Disparate Tax Treatment Of Different Types Of Business Organizations: Where Should We Go From Here?, Douglas A. Kahn
Disparate Tax Treatment Of Different Types Of Business Organizations: Where Should We Go From Here?, Douglas A. Kahn
Articles
If several persons wish to join together in a common enterprise in order to pool their capital or labor or some of each, they may choose among a variety of available organizational structures that will serve that purpose.
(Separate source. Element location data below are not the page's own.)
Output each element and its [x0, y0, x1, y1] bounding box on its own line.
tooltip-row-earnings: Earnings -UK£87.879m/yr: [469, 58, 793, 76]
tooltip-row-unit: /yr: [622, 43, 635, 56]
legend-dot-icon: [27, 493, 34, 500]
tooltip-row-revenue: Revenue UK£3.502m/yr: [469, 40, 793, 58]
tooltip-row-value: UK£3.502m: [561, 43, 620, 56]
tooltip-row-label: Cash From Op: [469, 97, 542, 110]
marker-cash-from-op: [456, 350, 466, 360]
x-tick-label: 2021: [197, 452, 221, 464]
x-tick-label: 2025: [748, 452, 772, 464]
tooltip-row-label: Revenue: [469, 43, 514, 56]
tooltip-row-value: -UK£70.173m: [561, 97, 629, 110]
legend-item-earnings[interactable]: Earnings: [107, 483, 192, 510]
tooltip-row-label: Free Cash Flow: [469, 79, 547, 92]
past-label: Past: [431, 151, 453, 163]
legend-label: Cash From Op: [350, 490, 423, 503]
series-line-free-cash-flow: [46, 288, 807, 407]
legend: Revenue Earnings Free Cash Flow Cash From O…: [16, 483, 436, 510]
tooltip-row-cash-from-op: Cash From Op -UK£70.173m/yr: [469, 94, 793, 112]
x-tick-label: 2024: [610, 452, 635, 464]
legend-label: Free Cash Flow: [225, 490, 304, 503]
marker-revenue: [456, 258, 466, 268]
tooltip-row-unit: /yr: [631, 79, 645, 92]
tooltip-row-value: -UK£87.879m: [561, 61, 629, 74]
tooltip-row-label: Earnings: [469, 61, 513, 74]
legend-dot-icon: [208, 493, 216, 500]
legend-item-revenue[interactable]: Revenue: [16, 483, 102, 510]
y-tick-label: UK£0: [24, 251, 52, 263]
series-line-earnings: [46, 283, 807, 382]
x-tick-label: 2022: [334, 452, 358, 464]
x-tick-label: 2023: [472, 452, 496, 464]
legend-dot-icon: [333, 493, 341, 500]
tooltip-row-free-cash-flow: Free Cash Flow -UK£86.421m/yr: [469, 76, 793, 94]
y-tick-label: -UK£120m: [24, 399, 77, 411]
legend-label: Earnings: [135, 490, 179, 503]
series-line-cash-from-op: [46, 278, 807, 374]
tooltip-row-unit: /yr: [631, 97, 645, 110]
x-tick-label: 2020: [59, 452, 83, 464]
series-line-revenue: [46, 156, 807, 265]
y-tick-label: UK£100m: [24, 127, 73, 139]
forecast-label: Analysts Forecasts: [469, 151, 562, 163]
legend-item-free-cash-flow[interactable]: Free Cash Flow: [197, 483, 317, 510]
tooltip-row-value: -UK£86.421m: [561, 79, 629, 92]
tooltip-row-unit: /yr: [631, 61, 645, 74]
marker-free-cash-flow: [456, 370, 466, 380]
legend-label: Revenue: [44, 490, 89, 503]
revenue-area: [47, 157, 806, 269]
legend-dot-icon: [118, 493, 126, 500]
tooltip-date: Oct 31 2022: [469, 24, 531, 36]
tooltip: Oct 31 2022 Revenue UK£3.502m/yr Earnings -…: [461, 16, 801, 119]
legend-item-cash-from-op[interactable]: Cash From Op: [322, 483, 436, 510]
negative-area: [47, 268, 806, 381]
The most common entity forms are partnerships (including joint ventures), corporations, and trusts. While, in its typical structure, each of those entity forms has its own distinct characteristics, the structure of such organizations often is modified by agreement so as to adopt attributes of another type of entity. Because of this, the substantive distinction between entity types is blurred.